Using Chatbot Virtual Patients In Physiotherapy Training

ChatGPT has been hogging the limelight with some for its use in learning, while others are hoping to gain some leverage from its use to lighten the effort in developing learning activities. Bruner (2023) has found that ChatGPT is able to produce credible results in deductive reasoning tasks, but not for inductive reasoning tasks.

I had the opportunity to lead a research team consisting of physiotherapists, information and communication, communication skills faculty, and students in developing a chatbot from scratch. Unlike ChatGPT, which provided free-form responses, our chatbot was used to hone physiotherapy students’ clinical questioning and reasoning skills in a structured manner. The chatbot functioned as the virtual patient, who replied to questions asked by the physiotherapy student. This approach was taken as standardized patients were not scalable, costly, and took time to train to act in a realistic manner. It was also felt that it could provide students with more practice in clinical questioning and reasoning skills in a safe "clinical" environment, and in remote settings as seen during pandemics.

The chatbot has been rolled out to students. It was used as a supplementary practice tool with no grades or rewards attached. Here, I would like to share the thought process our team went through to develop the chatbot and perhaps inspire some who might want to develop their own chatbots for their specific teaching and learning purposes.

Our Thought Process In Developing A Chatbot To Hone Reasoning Skills

As this chatbot was originally developed, we had to train the chatbot by keying in a full conversation between a physiotherapist and the chatbot into Google Dialogflow. The process of writing the script was new to the physiotherapy and communication skills team, as we have not heard of terms like "turn", "intention", "utterances", "input tags", and "output tags". We learned that a "turn" referred to an intention while "utterances" referred to questions asked by the physiotherapist. Thus, a turn could be numbered 1.1 with the intention "to greet", and there could be five utterances, with each utterance numbered 1.1, 1.2, 1.3, etc. Furthermore, "input tags" and "output tags" referred to "what questions need to be asked before this question can be asked", and "what are the questions that can be asked after this question is answered", respectively.

There was a debate within the team as to whether to mandate a fixed sequence in the conversation, and we concluded that we would allow students to lead the conversation. We were reminded that our purpose in developing the chatbot was to train students in clinical questioning and reasoning skills. This could be promoted only if we allowed students freedom in asking questions. Students are still required to follow a three-phase structure, starting with an introduction phase, followed by the patient history-taking phase, and finally ending with a goal-setting phase. However, in the patient history-taking phase, students are free to ask relevant questions in any order.

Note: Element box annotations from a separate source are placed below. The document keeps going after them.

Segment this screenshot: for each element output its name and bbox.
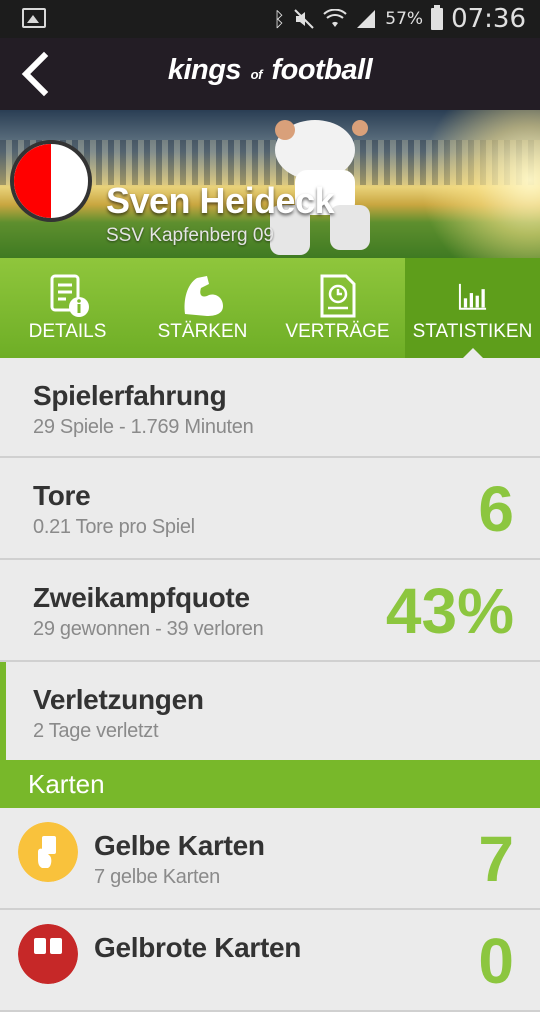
stat-yellow-cards[interactable]: Gelbe Karten 7 gelbe Karten 7 [0, 808, 540, 910]
statistics-chart-icon [458, 283, 486, 310]
battery-icon [431, 5, 444, 30]
stat-goals-sub: 0.21 Tore pro Spiel [33, 516, 195, 538]
tab-contracts-label: VERTRÄGE [285, 321, 390, 342]
tab-contracts[interactable]: VERTRÄGE [270, 258, 405, 358]
mute-icon [294, 9, 314, 29]
bluetooth-icon: ᛒ [273, 7, 286, 31]
logo-of: of [250, 67, 263, 82]
stadium-light [420, 110, 540, 258]
signal-icon [357, 10, 376, 28]
tab-statistics-label: STATISTIKEN [412, 321, 533, 342]
wifi-icon [323, 9, 347, 27]
tab-details[interactable]: DETAILS [0, 258, 135, 358]
bicep-strength-icon [184, 276, 223, 316]
tab-strengths-label: STÄRKEN [157, 321, 248, 342]
stat-duels-title: Zweikampfquote [33, 582, 250, 613]
stat-injuries-title: Verletzungen [33, 684, 204, 715]
stat-yellow-red-cards[interactable]: Gelbrote Karten 0 [0, 910, 540, 1012]
stat-yellow-red-cards-value: 0 [478, 925, 514, 997]
clock: 07:36 [451, 4, 526, 34]
battery-percent: 57% [385, 9, 424, 29]
stat-yellow-red-cards-title: Gelbrote Karten [94, 932, 302, 963]
tab-details-label: DETAILS [28, 321, 107, 342]
selected-row-accent [0, 662, 6, 760]
stat-injuries-sub: 2 Tage verletzt [33, 720, 159, 742]
stat-goals[interactable]: Tore 0.21 Tore pro Spiel 6 [0, 458, 540, 560]
stat-experience-title: Spielerfahrung [33, 380, 227, 411]
stat-duels[interactable]: Zweikampfquote 29 gewonnen - 39 verloren… [0, 560, 540, 662]
stat-yellow-cards-value: 7 [478, 823, 514, 895]
status-icons: ᛒ 57% 07:36 [273, 0, 526, 38]
app-logo: kings of football [0, 54, 540, 87]
yellow-red-card-icon [18, 924, 78, 984]
stat-goals-title: Tore [33, 480, 91, 511]
tab-bar: DETAILS STÄRKEN VERTRÄGE STATISTIKEN [0, 258, 540, 358]
app-bar: kings of football [0, 38, 540, 110]
club-crest [10, 140, 92, 222]
stat-goals-value: 6 [478, 473, 514, 545]
player-club: SSV Kapfenberg 09 [106, 225, 274, 246]
logo-football: football [271, 54, 373, 86]
stat-yellow-cards-title: Gelbe Karten [94, 830, 265, 861]
stat-experience[interactable]: Spielerfahrung 29 Spiele - 1.769 Minuten [0, 358, 540, 458]
status-bar: ᛒ 57% 07:36 [0, 0, 540, 38]
contract-clock-icon [320, 274, 355, 318]
tab-strengths[interactable]: STÄRKEN [135, 258, 270, 358]
tab-statistics[interactable]: STATISTIKEN [405, 258, 540, 358]
active-tab-indicator [462, 348, 483, 358]
section-header-cards-label: Karten [28, 769, 105, 799]
yellow-card-icon [18, 822, 78, 882]
stat-injuries[interactable]: Verletzungen 2 Tage verletzt [0, 662, 540, 760]
details-document-icon [50, 274, 89, 317]
stat-experience-sub: 29 Spiele - 1.769 Minuten [33, 416, 254, 438]
gallery-icon [22, 8, 46, 28]
logo-kings: kings [167, 54, 242, 86]
stat-duels-value: 43% [385, 575, 514, 647]
player-name: Sven Heideck [106, 180, 335, 221]
stat-yellow-cards-sub: 7 gelbe Karten [94, 866, 220, 888]
section-header-cards: Karten [0, 760, 540, 808]
stat-duels-sub: 29 gewonnen - 39 verloren [33, 618, 264, 640]
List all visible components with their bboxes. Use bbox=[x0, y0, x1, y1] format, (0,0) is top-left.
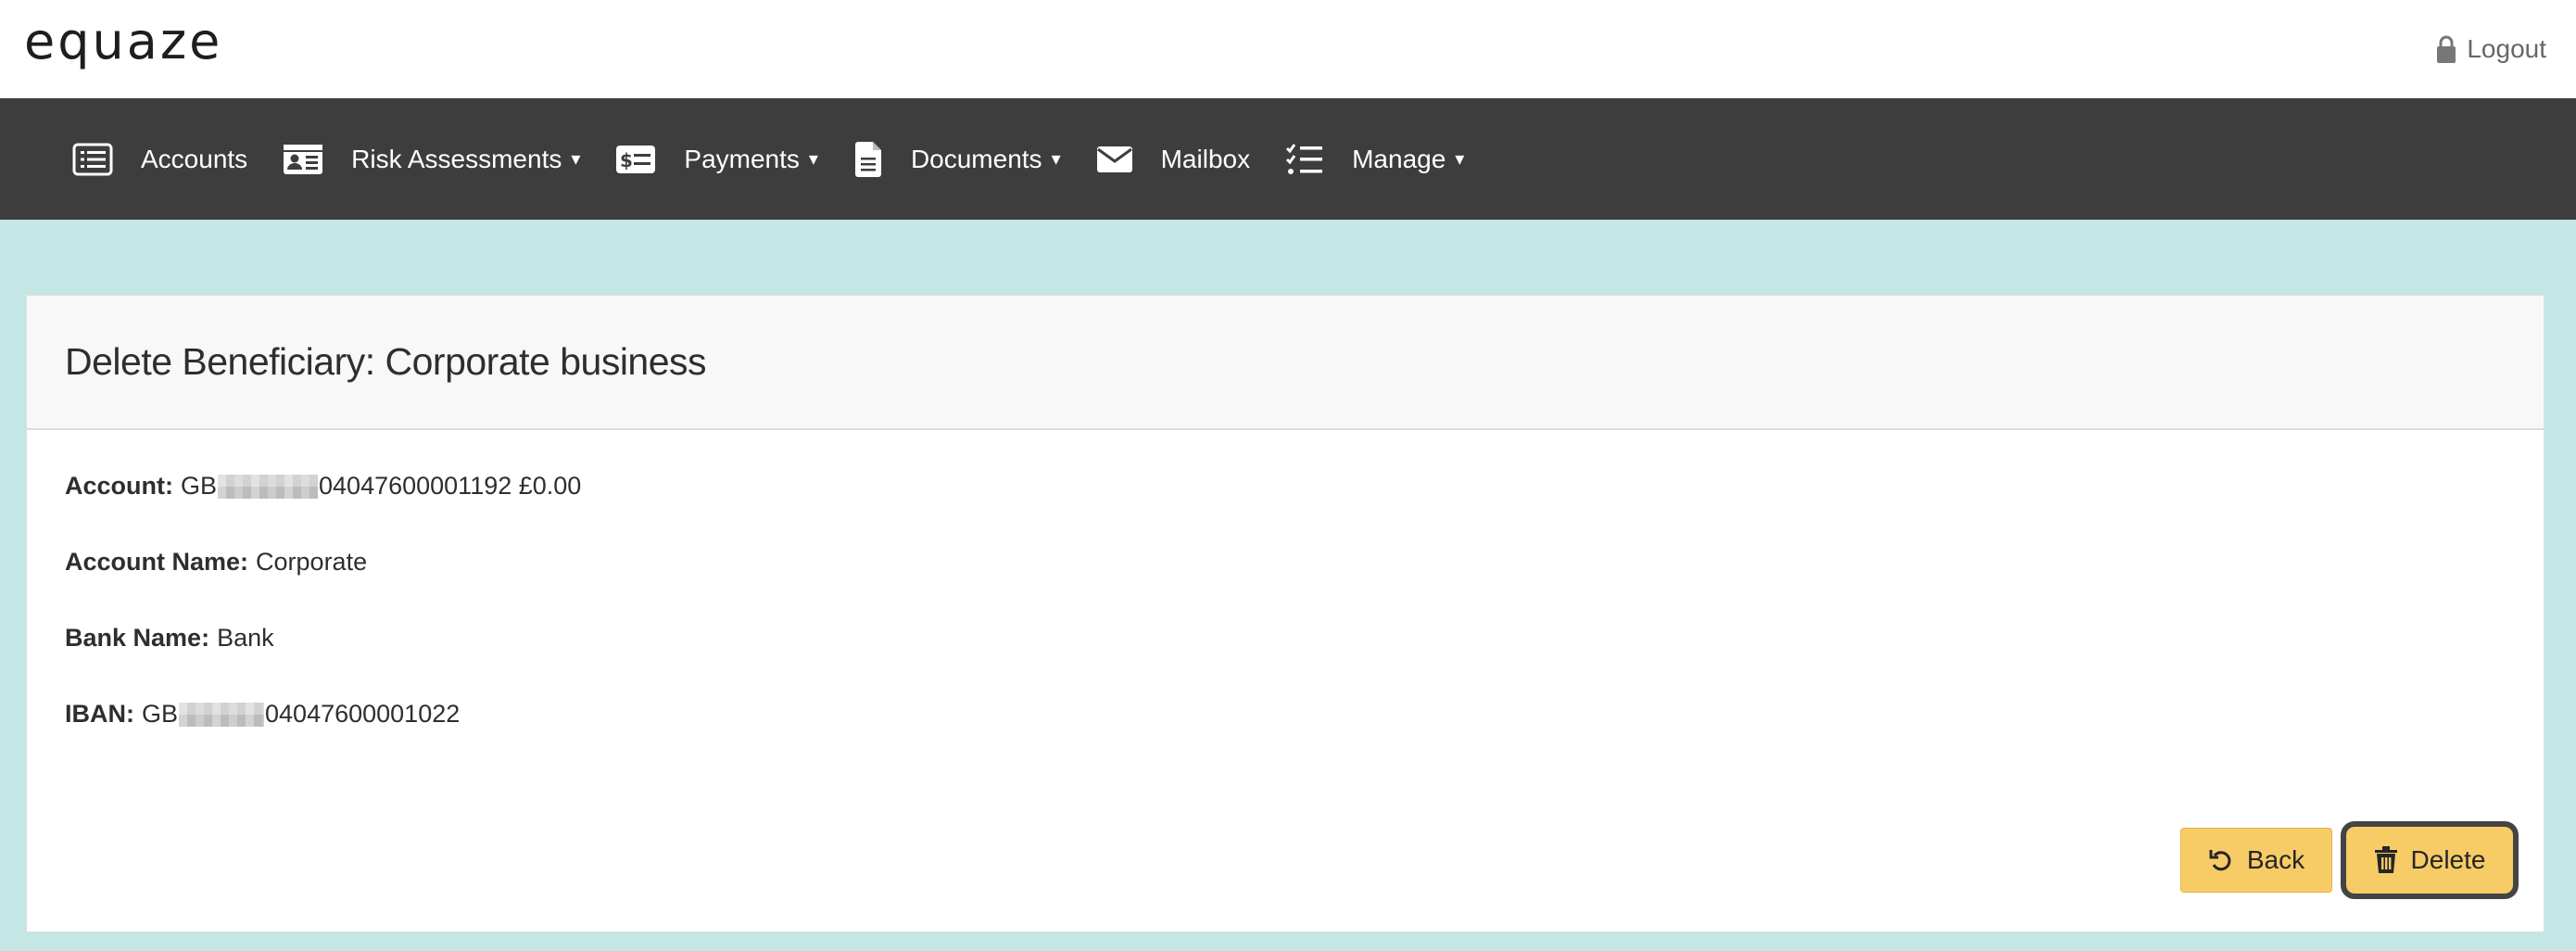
document-icon bbox=[853, 141, 883, 178]
account-name-value: Corporate bbox=[256, 548, 368, 576]
nav-label-risk-assessments: Risk Assessments bbox=[351, 144, 562, 173]
chevron-down-icon: ▾ bbox=[1455, 149, 1465, 170]
delete-label: Delete bbox=[2410, 845, 2486, 874]
nav-label-mailbox: Mailbox bbox=[1160, 144, 1251, 173]
bank-name-field: Bank Name: Bank bbox=[65, 624, 274, 653]
main-nav: Accounts Risk Assessments ▾ $ Payments ▾… bbox=[0, 98, 2576, 220]
redacted-block bbox=[218, 474, 319, 499]
logo[interactable]: equaze bbox=[24, 9, 222, 74]
nav-label-documents: Documents bbox=[910, 144, 1042, 173]
trash-icon bbox=[2374, 846, 2397, 873]
nav-label-accounts: Accounts bbox=[141, 144, 248, 173]
account-name-label: Account Name: bbox=[65, 548, 249, 576]
nav-label-payments: Payments bbox=[684, 144, 800, 173]
bank-name-label: Bank Name: bbox=[65, 624, 210, 652]
envelope-icon bbox=[1096, 146, 1133, 173]
nav-item-mailbox[interactable]: Mailbox bbox=[1096, 132, 1250, 187]
money-bill-icon: $ bbox=[615, 145, 656, 174]
account-label: Account: bbox=[65, 472, 173, 500]
card-header: Delete Beneficiary: Corporate business bbox=[27, 296, 2544, 430]
nav-item-manage[interactable]: Manage ▾ bbox=[1285, 132, 1464, 187]
iban-value: 04047600001022 bbox=[265, 700, 461, 728]
iban-field: IBAN: GB 04047600001022 bbox=[65, 700, 460, 729]
svg-text:$: $ bbox=[620, 149, 633, 171]
account-name-field: Account Name: Corporate bbox=[65, 548, 367, 577]
top-bar: equaze Logout bbox=[0, 0, 2576, 98]
nav-label-manage: Manage bbox=[1352, 144, 1446, 173]
chevron-down-icon: ▾ bbox=[571, 149, 581, 170]
redacted-block bbox=[179, 702, 265, 727]
account-value: 04047600001192 £0.00 bbox=[319, 472, 582, 500]
account-prefix: GB bbox=[181, 472, 218, 500]
page-title: Delete Beneficiary: Corporate business bbox=[65, 340, 707, 383]
delete-beneficiary-card: Delete Beneficiary: Corporate business A… bbox=[26, 295, 2544, 932]
undo-icon bbox=[2209, 850, 2231, 871]
account-field: Account: GB 04047600001192 £0.00 bbox=[65, 472, 581, 501]
list-icon bbox=[72, 143, 113, 176]
nav-item-documents[interactable]: Documents ▾ bbox=[853, 132, 1061, 187]
logout-link[interactable]: Logout bbox=[2435, 30, 2546, 69]
back-button[interactable]: Back bbox=[2180, 828, 2332, 893]
iban-label: IBAN: bbox=[65, 700, 134, 728]
iban-prefix: GB bbox=[142, 700, 179, 728]
chevron-down-icon: ▾ bbox=[1051, 149, 1061, 170]
nav-item-payments[interactable]: $ Payments ▾ bbox=[615, 132, 818, 187]
nav-item-risk-assessments[interactable]: Risk Assessments ▾ bbox=[283, 132, 580, 187]
lock-icon bbox=[2437, 35, 2456, 63]
chevron-down-icon: ▾ bbox=[808, 149, 818, 170]
bank-name-value: Bank bbox=[217, 624, 274, 652]
logout-label: Logout bbox=[2467, 34, 2546, 63]
delete-button[interactable]: Delete bbox=[2341, 821, 2519, 899]
back-label: Back bbox=[2246, 845, 2305, 874]
id-card-icon bbox=[283, 144, 323, 175]
checklist-icon bbox=[1285, 143, 1324, 176]
nav-item-accounts[interactable]: Accounts bbox=[72, 132, 247, 187]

The next question that the team had to consider was whether to provide students with guidelines or hints in this questioning and reasoning process, as weaker students might get lost in the conversation. We then decided to provide hints (in the form of phases following the musculoskeletal flow) for questioning patients.

As there were many phases, we had to consider how to maintain student engagement (a full conversation could last about 20 mins). We then decided that we would implement a scoring system with feedback on utterances they had missed. To avoid students from hitting the feedback button repeatedly throughout their practice session, the feedback and score for each practice session were only provided to students when they closed a session.

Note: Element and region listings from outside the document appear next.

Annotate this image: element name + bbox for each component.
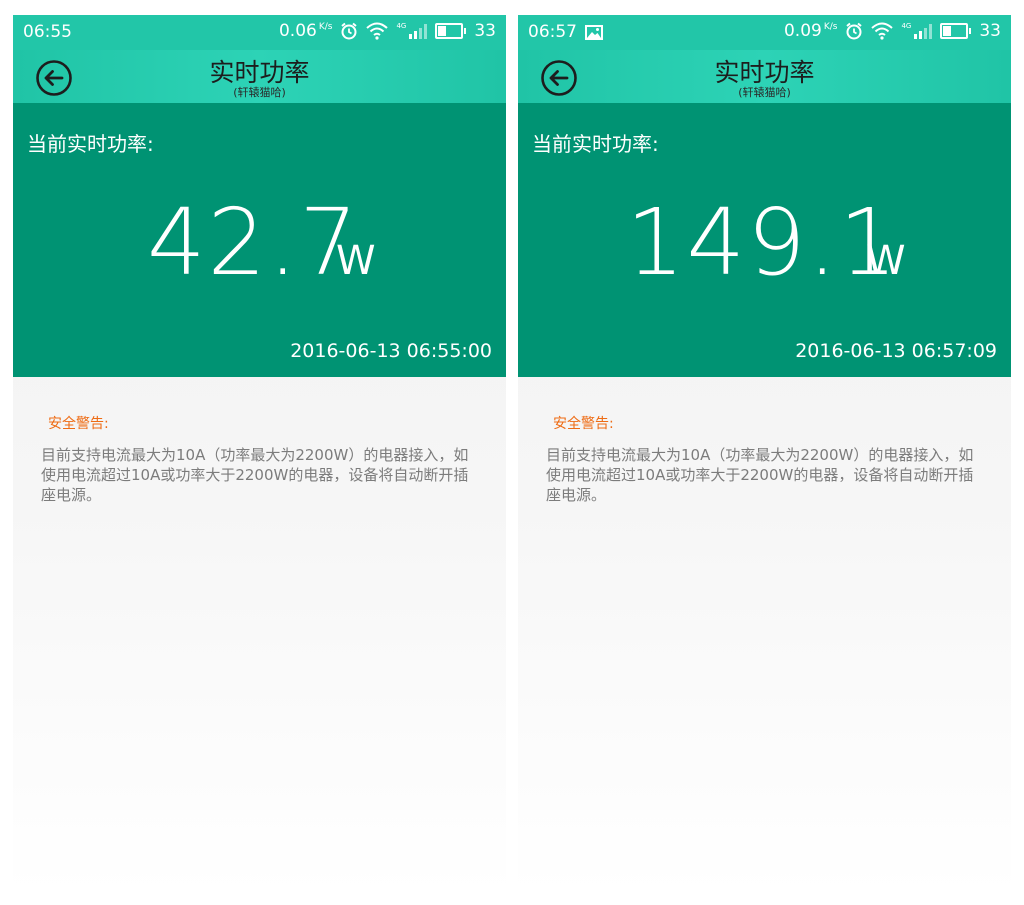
network-speed-value: 0.09	[783, 21, 822, 41]
power-label: 当前实时功率:	[532, 132, 659, 156]
power-value: 149.1	[626, 189, 900, 296]
phone-screen-right: 06:57 0.09 K/s 4G 33 实时功率 (轩辕猫哈) 当前实时功率:…	[518, 15, 1011, 895]
cellular-4g-icon: 4G	[396, 23, 428, 39]
power-reading: 42.7 W	[13, 193, 506, 293]
alarm-icon	[846, 22, 863, 40]
battery-icon	[435, 23, 467, 39]
wifi-icon	[871, 22, 894, 40]
power-timestamp: 2016-06-13 06:57:09	[795, 340, 997, 362]
warning-title: 安全警告:	[48, 416, 109, 432]
network-speed: 0.06 K/s	[279, 21, 332, 41]
power-panel: 当前实时功率: 42.7 W 2016-06-13 06:55:00	[13, 103, 506, 377]
power-label: 当前实时功率:	[27, 132, 154, 156]
phone-screen-left: 06:55 0.06 K/s 4G 33 实时功率 (轩辕猫哈) 当前实时功率:…	[13, 15, 506, 895]
warning-text: 目前支持电流最大为10A（功率最大为2200W）的电器接入，如使用电流超过10A…	[546, 446, 974, 504]
page-subtitle: (轩辕猫哈)	[738, 86, 791, 99]
power-unit: W	[866, 238, 906, 284]
network-speed: 0.09 K/s	[784, 21, 837, 41]
alarm-icon	[341, 22, 358, 40]
network-speed-value: 0.06	[278, 21, 317, 41]
title-bar: 实时功率 (轩辕猫哈)	[13, 50, 506, 103]
status-bar: 06:55 0.06 K/s 4G 33	[13, 15, 506, 50]
wifi-icon	[366, 22, 389, 40]
network-speed-unit: K/s	[318, 22, 333, 32]
status-icons: 0.09 K/s 4G 33	[784, 21, 1001, 41]
status-bar: 06:57 0.09 K/s 4G 33	[518, 15, 1011, 50]
battery-icon	[940, 23, 972, 39]
power-unit: W	[336, 238, 376, 284]
cellular-4g-icon: 4G	[901, 23, 933, 39]
warning-text: 目前支持电流最大为10A（功率最大为2200W）的电器接入，如使用电流超过10A…	[41, 446, 469, 504]
battery-level: 33	[979, 21, 1001, 41]
power-panel: 当前实时功率: 149.1 W 2016-06-13 06:57:09	[518, 103, 1011, 377]
status-time: 06:55	[23, 22, 72, 42]
status-icons: 0.06 K/s 4G 33	[279, 21, 496, 41]
page-subtitle: (轩辕猫哈)	[233, 86, 286, 99]
battery-level: 33	[474, 21, 496, 41]
network-speed-unit: K/s	[823, 22, 838, 32]
image-notification-icon	[585, 25, 603, 40]
status-time: 06:57	[528, 22, 577, 42]
power-timestamp: 2016-06-13 06:55:00	[290, 340, 492, 362]
title-bar: 实时功率 (轩辕猫哈)	[518, 50, 1011, 103]
power-value: 42.7	[147, 189, 360, 296]
warning-title: 安全警告:	[553, 416, 614, 432]
power-reading: 149.1 W	[518, 193, 1011, 293]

The user testing session was very informative for the team. We found that there were repeated keywords in the script that "confused" the chatbot as it did not know whether the pain in the "elbow" or "wrist" was being referred to, thus resulting in a "please repeat your question" reply from the chatbot. We also had to add many utterances from the user testing which were not originally included. This expanded the script and enhanced the accuracy of the chatbot’s reply.

We also included a text input option (besides the default audio input option) as the chatbot had issues recognizing Asian pronunciation sometimes. This allowed students to alternate between text and audio inputs when they faced pronunciation issues which the chatbot had problems recognizing.

To help students track and review the conversation with the chatbot, we also added a dialogue history box that showed a text transcript of the conversation. This allowed students to understand what it was the chatbot had sometimes misinterpreted their voice input to be, and provided a guide for them to improve their pronunciation, or to ask the question in a different way.

Conclusion

In summary, the effort in developing the chatbot gave us insights into how chatbots are trained. Accuracy in chatbot training is of utmost importance and must be continuously updated based on user inputs. With this original version, we also believe that the chatbot can be extended for training students in other domains, such as software engineering and hospitality. With the proliferation of large language model (LLM) based chatbots such as ChatGPT and Google Bard, we also hope to experiment with using this AI chatbot to create simulation patients, and to investigate methods to restrict these bots to only answer questions within a predefined set of scenarios.